Weinberg’s company is developing molecular markers and genetic fingerprints to help authenticate natural products and sort genuine foodstuffs from the fakes. Another approach companies are pursuing uses digital technology to track and record the provenance of food from farm to plate.
“Consumers want to know where products are from,” said Shaun Rein, managing director of China Market Research Group, citing surveys the Shanghai-based consultancy conducted with consumers and supermarket operators.
Services that help companies mitigate the reputational risk that food-fraud poses is a “big growth area,” according to Rein. “It’s a great business opportunity,” he said. “It’s going to be important not just as a China play, but as a global play, because Chinese food companies are becoming part of the whole global supply chain.”
Some of the biggest food companies are backing technology that grew out of the anarchic world of crypto-currencies.
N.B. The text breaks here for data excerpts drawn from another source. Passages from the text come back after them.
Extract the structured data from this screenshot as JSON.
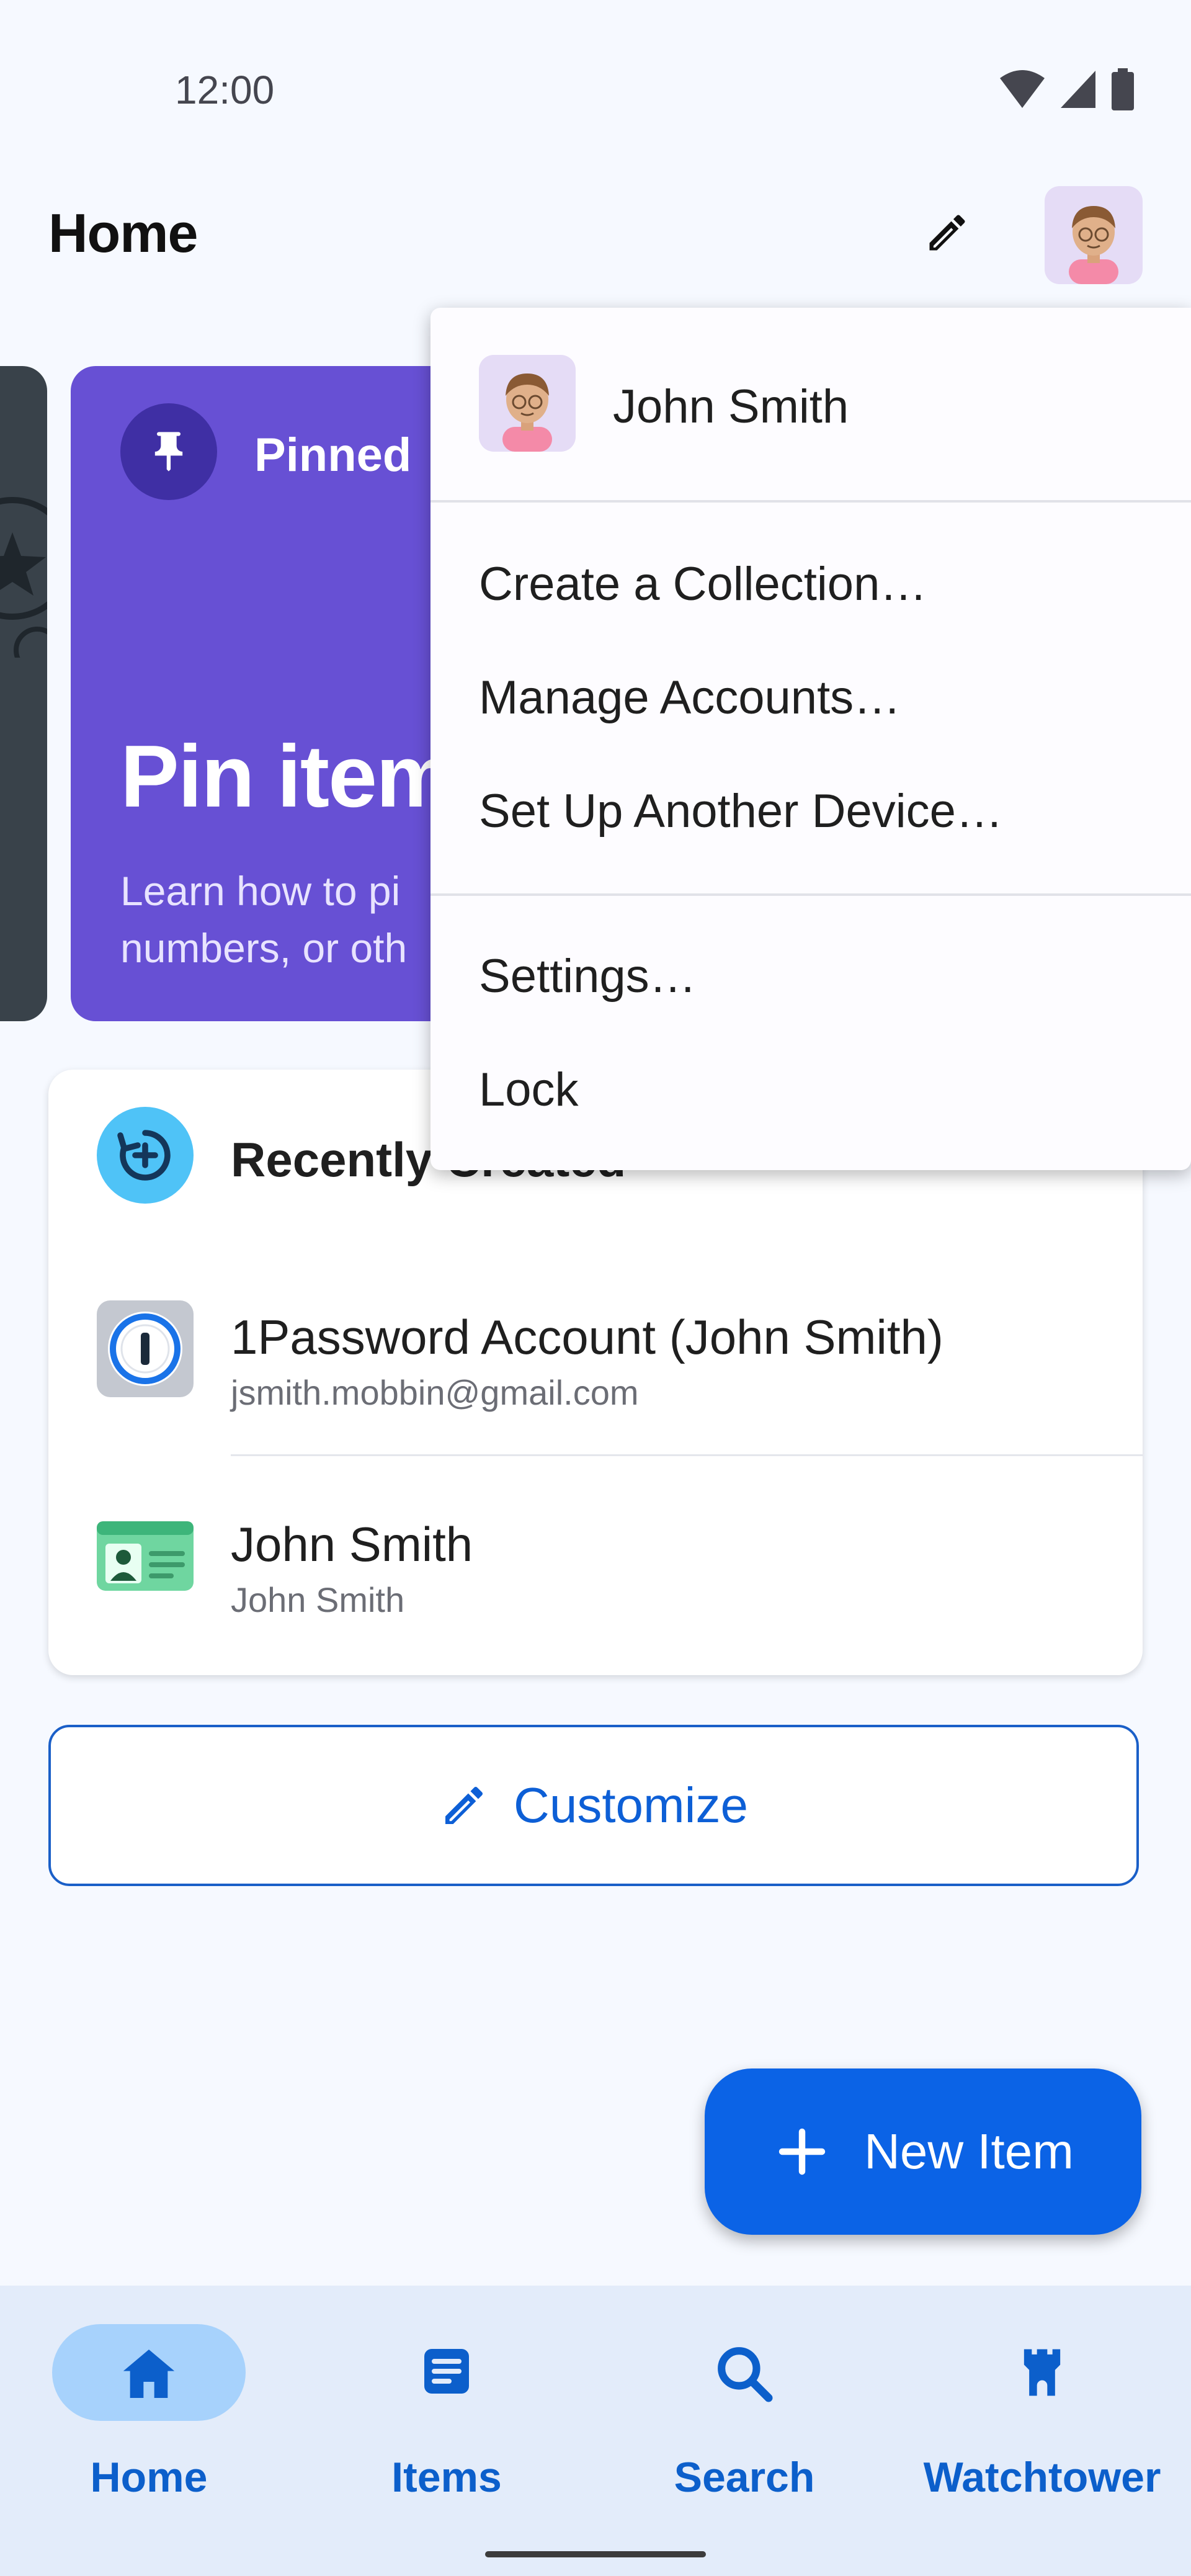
{
  "status_bar": {
    "time": "12:00"
  },
  "app_bar": {
    "title": "Home"
  },
  "carousel": {
    "pinned": {
      "label": "Pinned",
      "title": "Pin item",
      "description_line1": "Learn how to pi",
      "description_line2": "numbers, or oth"
    }
  },
  "recent": {
    "title": "Recently Created",
    "items": [
      {
        "title": "1Password Account (John Smith)",
        "subtitle": "jsmith.mobbin@gmail.com",
        "icon": "1password-icon"
      },
      {
        "title": "John Smith",
        "subtitle": "John Smith",
        "icon": "identity-card-icon"
      }
    ]
  },
  "customize": {
    "label": "Customize"
  },
  "fab": {
    "label": "New Item"
  },
  "bottom_nav": {
    "items": [
      {
        "label": "Home",
        "icon": "home-icon",
        "active": true
      },
      {
        "label": "Items",
        "icon": "list-icon",
        "active": false
      },
      {
        "label": "Search",
        "icon": "search-icon",
        "active": false
      },
      {
        "label": "Watchtower",
        "icon": "watchtower-icon",
        "active": false
      }
    ]
  },
  "account_menu": {
    "user_name": "John Smith",
    "items": [
      "Create a Collection…",
      "Manage Accounts…",
      "Set Up Another Device…",
      "Settings…",
      "Lock"
    ]
  },
  "colors": {
    "accent": "#0b63e6",
    "pinned_card": "#6750d4",
    "nav_background": "#e3ecfa",
    "nav_active_pill": "#a7d2fc"
  }
}
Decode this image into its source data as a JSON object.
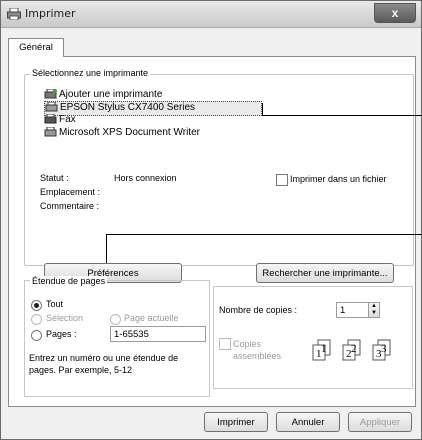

It’s called blockchain, essentially a shared, cryptographically secure ledger of transactions.
Wal-Mart Stores Inc., the world’s largest retailer (and source off the terrible graphic, above, right), was one of the first to get on board, just completing a trial using blockchain technology to track pork in China, where it has more than 400 stores. The time taken to track the meat’s supply chain was cut from 26 hours to just seconds using blockchain, and the scope of the project is being widened to other products, said Frank Yiannas, Wal-Mart’s vice president for food safety, in an interview Thursday.
But will it be advertised at retail, or just some faith consumers will be forced to rely on.
Real transparency means reals data, shared publicly; it’s not a matter of faith.